Special Topic on Digital Twin Online Channel Modeling for 6G and Beyond

Channel characterization and modeling are fundamental to communication system design, development, testing, and deployment. As the innate digital twin of wireless channels, channel models replicate real-world channel behaviors, e.g., large-scale/small-scale fading, spatio-temporal-frequency non-stationarity, through mathematical and data-driven methods. This enables simulation-based validation across system development stages—from protocol design to network optimization—without costly physical testing.

In 6G/B6G, new frequency bands (e.g., centimeter wave and millimeter wave) and new scenarios (e.g., integrated sensing and communication (ISAC), unmanned aerial vehicle (UAV) communications) have introduced highly dynamic, complex channel characteristics. The critical task is to conduct channel measurements and modeling for diverse bands/scenarios, challenged by technological advancements: Larger antenna arrays and higher resolution have driven transitions from traditional static to dynamic measurements, generating massive datasets. In this case, AI has become an essential method to process big data, improve model accuracy, and enable real-time channel adaptation, overcoming bottlenecks in high-frequency and dynamic scenario analysis.

In this special issue, a series of articles are presented to address the challenges in channel measurement and modeling for next-generation wireless networks, offering innovative solutions to advancing the field. These articles cover a diverse range of topics, including novel measurement methodologies for complex scenarios, machine learning-enhanced channel data processing technologies, digital twin-enabled modeling frameworks, and applications in emerging 6G use cases such as ISAC and UAV communications. The call for papers of this special issue has attracted a strong response of high-quality submissions, demonstrating broad academic and industrial interest in overcoming the technical bottlenecks of channel characterization across frequency bands and scenarios. After two rounds of rigorous peer review, six excellent papers have been selected for publication in this special issue, which are presented as follows.

The first paper, titled “Channel Measurement and Analysis of Radar Cross Section of the Human Body for ISAC at 26 GHz Frequency Band”, proposes a systematic approach to characterizing electromagnetic scattering from human bodies in ISAC systems, leveraging multi-angle measurements and ray-tracing analysis to optimize joint communication-sensing performance in urban micro-cellular environments.

The second paper, titled “Research on Space Network Emulation System Based on User-space Network Stack NOS”, presents a novel user-space network stack (NOS)-based framework to realistically emulate satellite and aerial network channels, enabling validation of space-air-ground integrated communication systems under dynamic propagation conditions and reducing development complexity through technologies like Open vSwitch (OVS) and traffic control (TC).

The third paper, titled “A Machine Learning-based Channel Data Enhancement Platform for Digital Twin Channels”, introduces a generative adversarial network (GAN)-driven platform to address channel data scarcity, demonstrating how AI can generate statistically realistic channel samples from sparse measurements to accelerate digital twin channel development for 6G networks.

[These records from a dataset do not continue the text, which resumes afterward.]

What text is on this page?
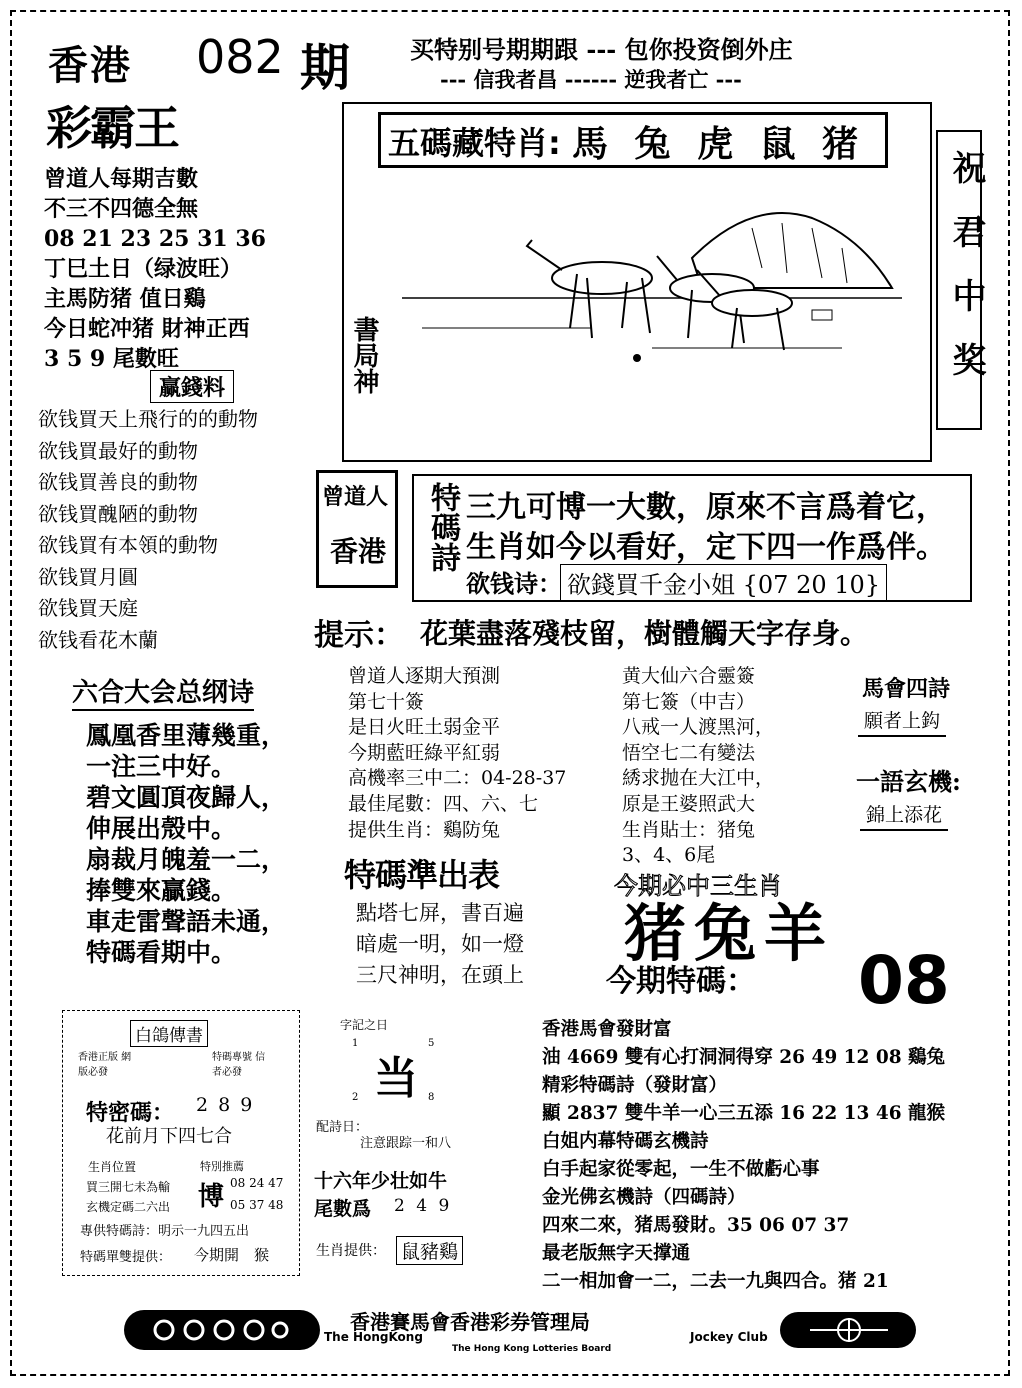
香港 082 期
彩霸王
买特别号期期跟 --- 包你投资倒外庄
--- 信我者昌 ------ 逆我者亡 ---
曾道人每期吉數
不三不四德全無
08 21 23 25 31 36
丁巳土日（绿波旺）
主馬防猪 值日鷄
今日蛇冲猪 財神正西
3 5 9 尾數旺
赢錢料
欲钱買天上飛行的的動物
欲钱買最好的動物
欲钱買善良的動物
欲钱買醜陋的動物
欲钱買有本領的動物
欲钱買月圓
欲钱買天庭
欲钱看花木蘭
五碼藏特肖: 馬 兔 虎 鼠 猪
書局神	祝君中奖
曾道人
香港 特碼詩 三九可博一大數，原來不言爲着它，
生肖如今以看好，定下四一作爲伴。
欲钱诗： 欲錢買千金小姐 {07 20 10}
提示： 花葉盡落殘枝留，樹體觸天字存身。
六合大会总纲诗
鳳凰香里薄幾重，
一注三中好。
碧文圓頂夜歸人，
伸展出殼中。
扇裁月魄羞一二，
捧雙來贏錢。
車走雷聲語未通，
特碼看期中。
曾道人逐期大預測
第七十簽
是日火旺土弱金平
今期藍旺綠平紅弱
高機率三中二：04-28-37
最佳尾數：四、六、七
提供生肖：鷄防兔
黄大仙六合靈簽
第七簽（中吉）
八戒一人渡黑河，
悟空七二有變法
綉求抛在大江中，
原是王婆照武大
生肖貼士：猪兔
3、4、6尾
馬會四詩
願者上鈎
一語玄機:
錦上添花
特碼準出表
點塔七屏，書百遍
暗處一明，如一燈
三尺神明，在頭上
今期必中三生肖
猪兔羊
今期特碼： 08
白鴿傳書
香港正版 網版必發
特碼專號 信者必發
特密碼： 2 8 9
花前月下四七合
生肖位置
買三開七未為輸
玄機定碼二六出
特別推薦
博 08 24 47
05 37 48
專供特碼詩：明示一九四五出
特碼單雙提供： 今期開　猴
字記之日
5
1
当
2	8
配詩日：
注意跟踪一和八
十六年少壮如牛
尾數爲 2 4 9
生肖提供： 鼠豬鷄
香港馬會發財富
油 4669 雙有心打洞洞得穿 26 49 12 08 鷄兔
精彩特碼詩（發財富）
顯 2837 雙牛羊一心三五添 16 22 13 46 龍猴
白姐内幕特碼玄機詩
白手起家從零起，一生不做虧心事
金光佛玄機詩（四碼詩）
四來二來，猪馬發財。35 06 07 37
最老版無字天撑通
二一相加會一二，二去一九與四合。猪 21
香港賽馬會香港彩券管理局
The HongKong	Jockey Club
The Hong Kong Lotteries Board
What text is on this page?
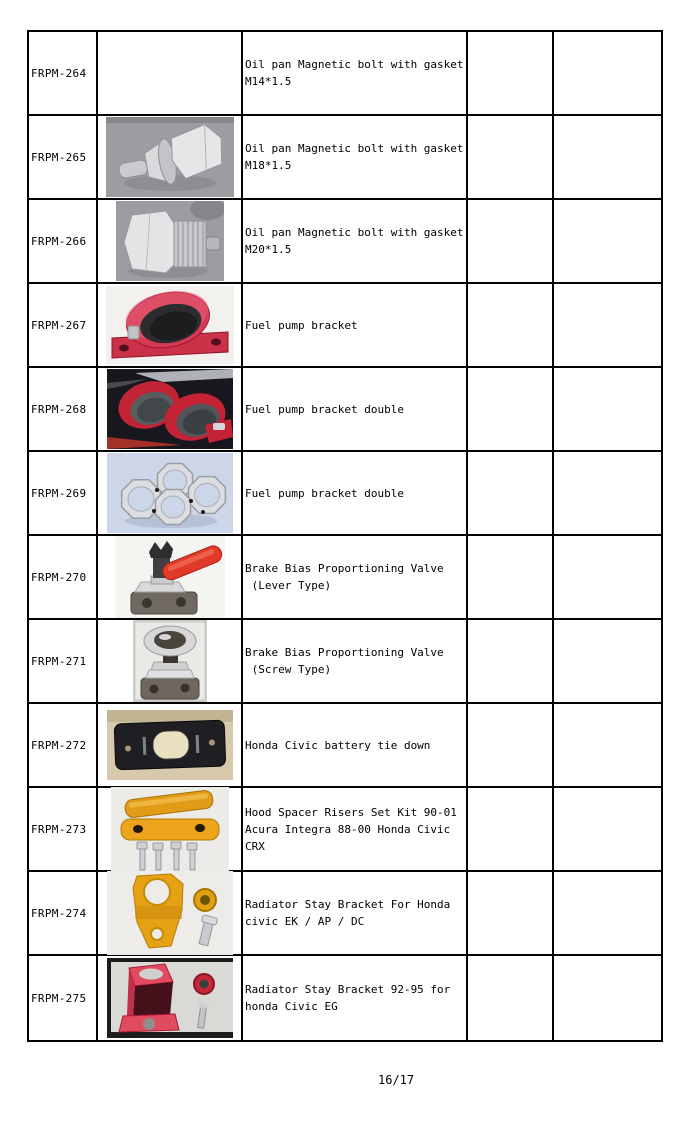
FRPM-264
Oil pan Magnetic bolt with gasket
M14*1.5
FRPM-265
Oil pan Magnetic bolt with gasket
M18*1.5
FRPM-266
Oil pan Magnetic bolt with gasket
M20*1.5
FRPM-267	Fuel pump bracket
FRPM-268	Fuel pump bracket double
FRPM-269	Fuel pump bracket double
FRPM-270
Brake Bias Proportioning Valve
(Lever Type)
FRPM-271
Brake Bias Proportioning Valve
(Screw Type)
FRPM-272	Honda Civic battery tie down
FRPM-273
Hood Spacer Risers Set Kit 90-01
Acura Integra 88-00 Honda Civic
CRX
FRPM-274
Radiator Stay Bracket For Honda
civic EK / AP / DC
FRPM-275
Radiator Stay Bracket 92-95 for
honda Civic EG
16/17
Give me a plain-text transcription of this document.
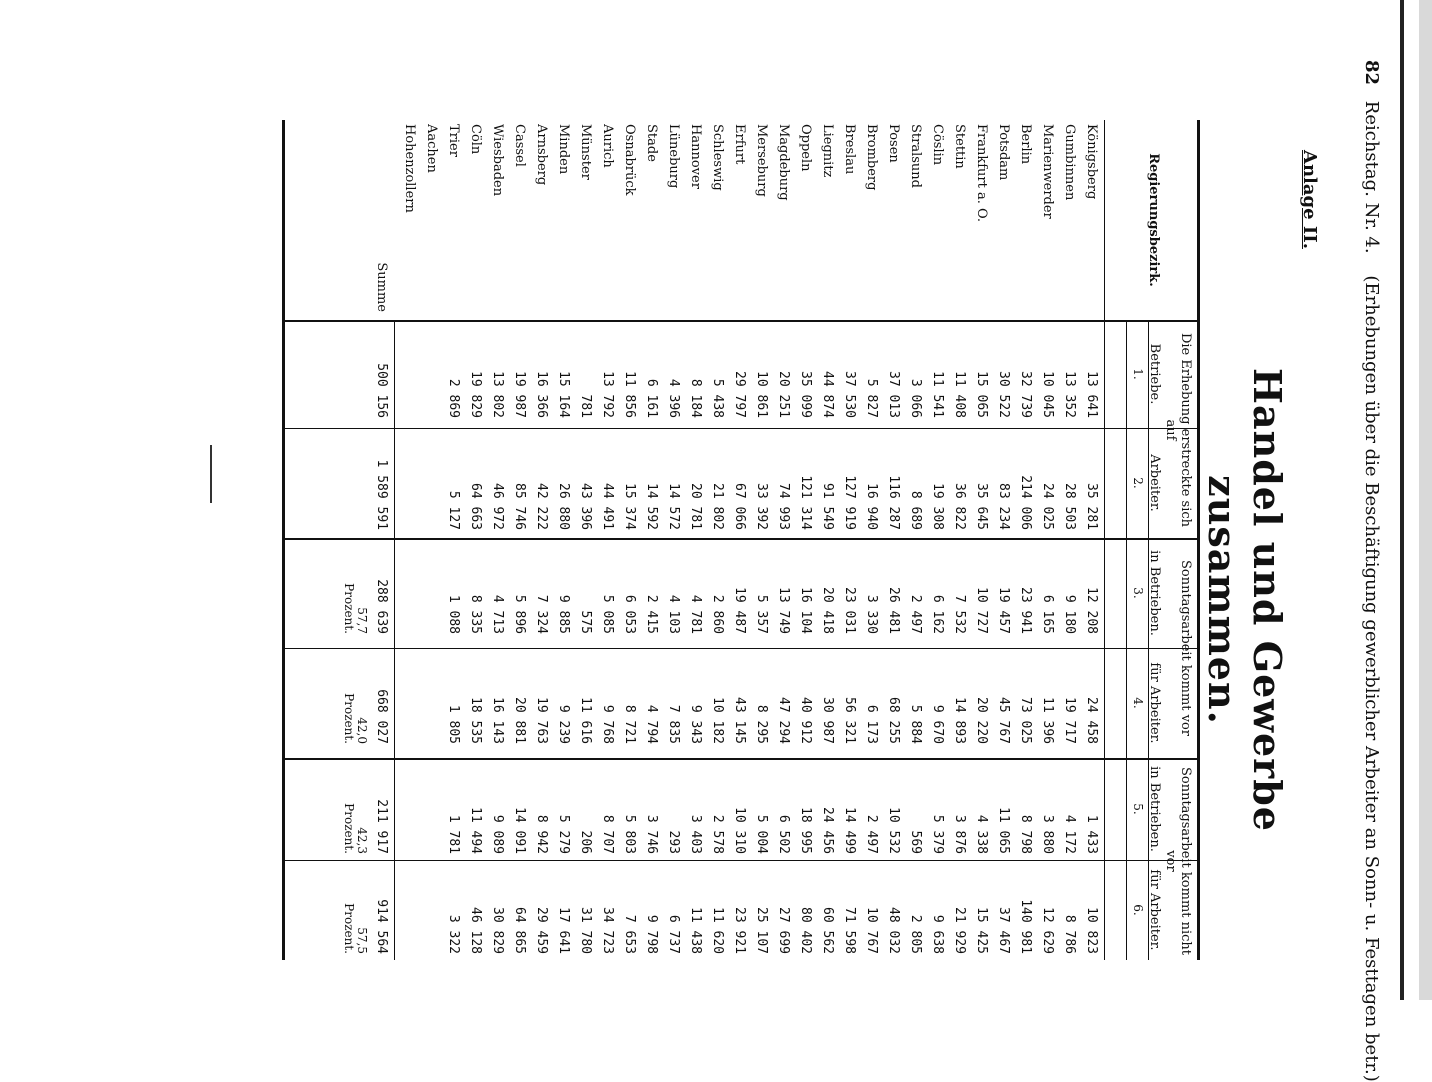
82 Reichstag. Nr. 4. (Erhebungen über die Beschäftigung gewerblicher Arbeiter an Sonn- u. Festtagen betr.)
Anlage II.
Handel und Gewerbe zusammen.
Regierungsbezirk.
Die Erhebung erstreckte sich auf
Sonntagsarbeit kommt vor
Sonntagsarbeit kommt nicht vor
Betriebe.
Arbeiter.
in Betrieben.
für Arbeiter.
in Betrieben.
für Arbeiter.
1.
2.
3.
4.
5.
6.
Königsberg
13 641
35 281
12 208
24 458
1 433
10 823
Gumbinnen
13 352
28 503
9 180
19 717
4 172
8 786
Marienwerder
10 045
24 025
6 165
11 396
3 880
12 629
Berlin
32 739
214 006
23 941
73 025
8 798
140 981
Potsdam
30 522
83 234
19 457
45 767
11 065
37 467
Frankfurt a. O.
15 065
35 645
10 727
20 220
4 338
15 425
Stettin
11 408
36 822
7 532
14 893
3 876
21 929
Cöslin
11 541
19 308
6 162
9 670
5 379
9 638
Stralsund
3 066
8 689
2 497
5 884
569
2 805
Posen
37 013
116 287
26 481
68 255
10 532
48 032
Bromberg
5 827
16 940
3 330
6 173
2 497
10 767
Breslau
37 530
127 919
23 031
56 321
14 499
71 598
Liegnitz
44 874
91 549
20 418
30 987
24 456
60 562
Oppeln
35 099
121 314
16 104
40 912
18 995
80 402
Magdeburg
20 251
74 993
13 749
47 294
6 502
27 699
Merseburg
10 861
33 392
5 357
8 295
5 004
25 107
Erfurt
29 797
67 066
19 487
43 145
10 310
23 921
Schleswig
5 438
21 802
2 860
10 182
2 578
11 620
Hannover
8 184
20 781
4 781
9 343
3 403
11 438
Lüneburg
4 396
14 572
4 103
7 835
293
6 737
Stade
6 161
14 592
2 415
4 794
3 746
9 798
Osnabrück
11 856
15 374
6 053
8 721
5 803
7 653
Aurich
13 792
44 491
5 085
9 768
8 707
34 723
Münster
781
43 396
575
11 616
206
31 780
Minden
15 164
26 880
9 885
9 239
5 279
17 641
Arnsberg
16 366
42 222
7 324
19 763
8 942
29 459
Cassel
19 987
85 746
5 896
20 881
14 091
64 865
Wiesbaden
13 802
46 972
4 713
16 143
9 089
30 829
Cöln
19 829
64 663
8 335
18 535
11 494
46 128
Trier
2 869
5 127
1 088
1 805
1 781
3 322
Aachen
Hohenzollern
Summe
500 156
1 589 591
288 639
668 027
211 917
914 564
57,7
Prozent.
42,0
Prozent.
42,3
Prozent.
57,5
Prozent.
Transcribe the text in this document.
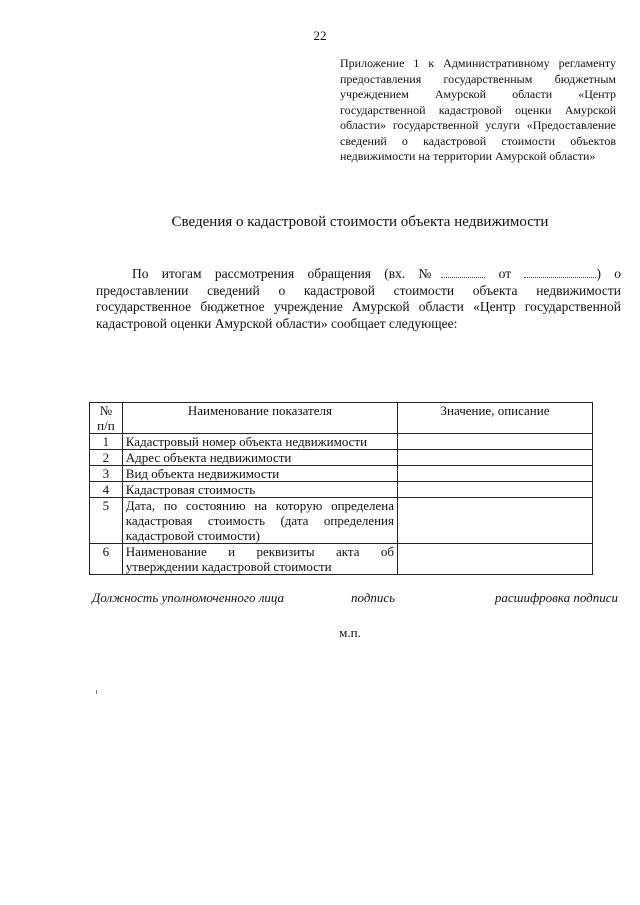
22
Приложение 1 к Административному регламенту предоставления государственным бюджетным учреждением Амурской области «Центр государственной кадастровой оценки Амурской области» государственной услуги «Предоставление сведений о кадастровой стоимости объектов недвижимости на территории Амурской области»
Сведения о кадастровой стоимости объекта недвижимости
По итогам рассмотрения обращения (вх. №	от	) о предоставлении сведений о кадастровой стоимости объекта недвижимости государственное бюджетное учреждение Амурской области «Центр государственной кадастровой оценки Амурской области» сообщает следующее:
№ п/п	Наименование показателя	Значение, описание
1	Кадастровый номер объекта недвижимости	
2	Адрес объекта недвижимости	
3	Вид объекта недвижимости	
4	Кадастровая стоимость	
5	Дата, по состоянию на которую определена кадастровая стоимость (дата определения кадастровой стоимости)	
6	Наименование и реквизиты акта об утверждении кадастровой стоимости	
Должность уполномоченного лица	подпись	расшифровка подписи
м.п.
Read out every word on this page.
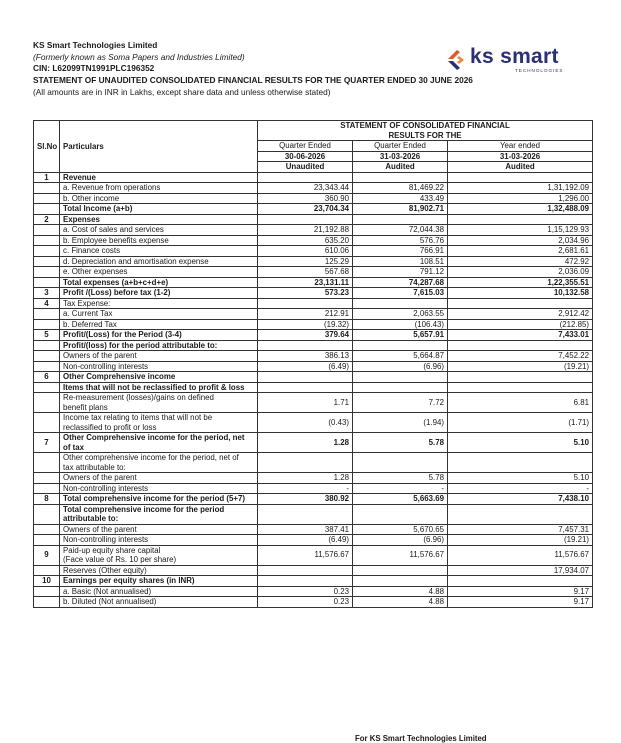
KS Smart Technologies Limited
(Formerly known as Soma Papers and Industries Limited)
CIN: L62099TN1991PLC196352
STATEMENT OF UNAUDITED CONSOLIDATED FINANCIAL RESULTS FOR THE QUARTER ENDED 30 JUNE 2026
(All amounts are in INR in Lakhs, except share data and unless otherwise stated)
ks smart
TECHNOLOGIES
Sl.No	Particulars	STATEMENT OF CONSOLIDATED FINANCIAL		
		RESULTS FOR THE		
		Quarter Ended	Quarter Ended	Year ended
		30-06-2026	31-03-2026	31-03-2026
		Unaudited	Audited	Audited
1	Revenue			
	a. Revenue from operations	23,343.44	81,469.22	1,31,192.09
	b. Other income	360.90	433.49	1,296.00
	Total Income (a+b)	23,704.34	81,902.71	1,32,488.09
2	Expenses			
	a. Cost of sales and services	21,192.88	72,044.38	1,15,129.93
	b. Employee benefits expense	635.20	576.76	2,034.96
	c. Finance costs	610.06	766.91	2,681.61
	d. Depreciation and amortisation expense	125.29	108.51	472.92
	e. Other expenses	567.68	791.12	2,036.09
	Total expenses (a+b+c+d+e)	23,131.11	74,287.68	1,22,355.51
3	Profit /(Loss) before tax (1-2)	573.23	7,615.03	10,132.58
4	Tax Expense:			
	a. Current Tax	212.91	2,063.55	2,912.42
	b. Deferred Tax	(19.32)	(106.43)	(212.85)
5	Profit/(Loss) for the Period (3-4)	379.64	5,657.91	7,433.01
	Profit/(loss) for the period attributable to:			
	Owners of the parent	386.13	5,664.87	7,452.22
	Non-controlling interests	(6.49)	(6.96)	(19.21)
6	Other Comprehensive income			
	Items that will not be reclassified to profit & loss			

	Re-measurement (losses)/gains on defined
benefit plans	1.71	7.72	6.81

	Income tax relating to items that will not be
reclassified to profit or loss	(0.43)	(1.94)	(1.71)
7	Other Comprehensive income for the period, net
of tax	1.28	5.78	5.10

	Other comprehensive income for the period, net of
tax attributable to:			

	Owners of the parent	1.28	5.78	5.10
	Non-controlling interests	-	-	-
8	Total comprehensive income for the period (5+7)	380.92	5,663.69	7,438.10

	Total comprehensive income for the period
attributable to:			

	Owners of the parent	387.41	5,670.65	7,457.31
	Non-controlling interests	(6.49)	(6.96)	(19.21)
9	Paid-up equity share capital
(Face value of Rs. 10 per share)	11,576.67	11,576.67	11,576.67
	Reserves (Other equity)			17,934.07
10	Earnings per equity shares (in INR)			
	a. Basic (Not annualised)	0.23	4.88	9.17
	b. Diluted (Not annualised)	0.23	4.88	9.17
For KS Smart Technologies Limited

The fourth paper, titled “6G Digital Twin Enabled Channel Modeling for Beijing Central Business District”, proposes a scenario-specific digital twin framework that integrates LiDAR point clouds, RGB images, and crowdsourced data to characterize ultra-dense urban channels, providing insights for network deployment in high-rise commercial zones by mimicking channel non-stationarity and consistency.

The fifth paper, titled “Channel Knowledge Maps for 6G Wireless Networks: Construction, Applications, and Future Challenges”, establishes a knowledge graph-based architecture to systematically organize channel data, models, and engineering experiences, facilitating intelligent decision-making in multi-band and multi-scenario communication systems through the concept of channel knowledge maps (CKMs).

The sixth paper, titled “A Review of Air-to-Ground Channel Measurement and Modeling for Low-altitude UAVs”, synthesizes recent advancements in low-altitude UAV air-to-ground (A2G) channel research, providing a comprehensive overview of measurement campaigns, modeling approaches, and future directions critical to 6G aerial network design, with a focus on millimeter-wave scenarios beyond suburban environments.

To conclude, we hope this special issue serves as a valuable resource for researchers, practitioners, and students engaged in 6G/B6G channel measurements and modeling. It aims to inspire innovative solutions for dynamic channel challenges and drive advancements in AI-integrated channel modeling. We sincerely thank all authors, reviewers, and editorial staff for their contributions, which were crucial to curating this collection. We trust these articles will offer insightful guidance and foster new perspectives in wireless channel characterization for next-generation networks.